Ever since the discovery in 1949 that lipoproteins can be separated and isolated in an ultracentrifuge, spinning lipoproteins like HDL at speeds 40,000 rpm or greater has been the norm. Samples often get spun at speeds of 65,000 to 120,000 rpm within 48 hours to hasten the isolation process.
But there have been whispers in the lipid community that the high speeds damage the molecules. So a trio of researchers at UCLA, led by Verne Schumaker, decided to see how speed affects HDL. “The phenomenon of HDL potentially exhibiting sensitivity to the ultracentrifuge speed is sometimes mentioned between lipoprotein researchers,” says Munroe, who is the first author on the paper. “However, there was little in the literature describing this phenomenon.”
In their JLR paper, Munroe, Schumaker and Martin Phillips showed that damage to HDL began as soon as the ultracentrifuge speed hit 30,000 rpm. Using mouse plasma samples, the investigators demonstrated that the damage got worse as the rotor went faster. Proteins, which are integral to the lipoproteins, got ripped out of the protein-lipid complexes, leaving few intact particles. “With enough gravitational force or time, this protein-deficient HDL undergoes further damage to lose lipid,” notes Munroe.

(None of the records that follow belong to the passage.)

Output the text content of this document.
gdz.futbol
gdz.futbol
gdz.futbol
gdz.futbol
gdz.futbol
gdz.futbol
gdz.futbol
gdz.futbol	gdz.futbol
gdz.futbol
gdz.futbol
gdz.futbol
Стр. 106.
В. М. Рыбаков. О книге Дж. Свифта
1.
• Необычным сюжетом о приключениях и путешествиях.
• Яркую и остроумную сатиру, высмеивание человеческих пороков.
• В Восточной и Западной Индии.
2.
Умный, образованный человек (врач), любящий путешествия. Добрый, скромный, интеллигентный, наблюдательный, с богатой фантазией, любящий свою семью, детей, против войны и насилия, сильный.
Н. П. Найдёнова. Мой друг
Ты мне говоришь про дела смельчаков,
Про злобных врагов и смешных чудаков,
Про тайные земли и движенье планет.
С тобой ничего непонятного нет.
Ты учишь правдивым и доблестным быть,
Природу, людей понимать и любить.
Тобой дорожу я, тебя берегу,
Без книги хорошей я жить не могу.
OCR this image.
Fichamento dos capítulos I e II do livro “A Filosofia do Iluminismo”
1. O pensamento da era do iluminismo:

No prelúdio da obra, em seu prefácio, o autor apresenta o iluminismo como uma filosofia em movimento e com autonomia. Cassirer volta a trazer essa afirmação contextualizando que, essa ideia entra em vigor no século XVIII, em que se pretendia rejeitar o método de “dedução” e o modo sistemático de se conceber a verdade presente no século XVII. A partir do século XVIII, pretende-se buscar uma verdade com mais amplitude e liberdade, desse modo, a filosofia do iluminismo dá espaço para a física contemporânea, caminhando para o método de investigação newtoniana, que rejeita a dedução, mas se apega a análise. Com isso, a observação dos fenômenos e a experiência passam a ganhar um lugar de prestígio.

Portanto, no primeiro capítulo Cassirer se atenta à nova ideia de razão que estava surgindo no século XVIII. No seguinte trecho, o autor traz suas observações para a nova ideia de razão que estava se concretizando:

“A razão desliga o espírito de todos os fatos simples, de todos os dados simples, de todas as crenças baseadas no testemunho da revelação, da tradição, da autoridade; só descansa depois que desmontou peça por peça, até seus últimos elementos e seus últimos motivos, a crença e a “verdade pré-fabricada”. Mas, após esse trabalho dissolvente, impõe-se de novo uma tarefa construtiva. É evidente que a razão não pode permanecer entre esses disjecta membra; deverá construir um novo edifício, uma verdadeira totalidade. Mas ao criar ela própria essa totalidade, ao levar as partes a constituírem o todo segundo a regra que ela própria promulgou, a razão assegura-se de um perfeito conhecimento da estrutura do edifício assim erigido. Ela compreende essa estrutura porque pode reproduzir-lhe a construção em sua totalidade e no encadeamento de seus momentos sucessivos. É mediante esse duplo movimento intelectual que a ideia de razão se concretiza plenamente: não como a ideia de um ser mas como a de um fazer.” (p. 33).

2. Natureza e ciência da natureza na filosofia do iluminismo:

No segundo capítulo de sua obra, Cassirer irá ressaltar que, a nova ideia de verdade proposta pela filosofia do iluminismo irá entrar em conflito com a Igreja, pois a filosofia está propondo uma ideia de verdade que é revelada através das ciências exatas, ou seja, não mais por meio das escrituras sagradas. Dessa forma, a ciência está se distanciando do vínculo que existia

To try to circumvent the damage, the investigators tested out an alternative method for isolating HDL. They poured a potassium bromide density gradient over their sample. Next, they spun the gradient with the sample at a low speed of 15,000 rpm. Admittedly, the isolation took longer at 96 hours, but at least the amount of HDL that rose to the top of gradient was significantly higher than when using the conventional method.
Based on their findings, the investigators now want “to identify HDL-associated proteins that previous identification studies may have missed because certain proteins may have been completely lost from the recovered HDL particle during its isolation by ultracentrifugation,” says Munroe. “This may give insight into additional roles the HDL may participate in besides reverse cholesterol transport.”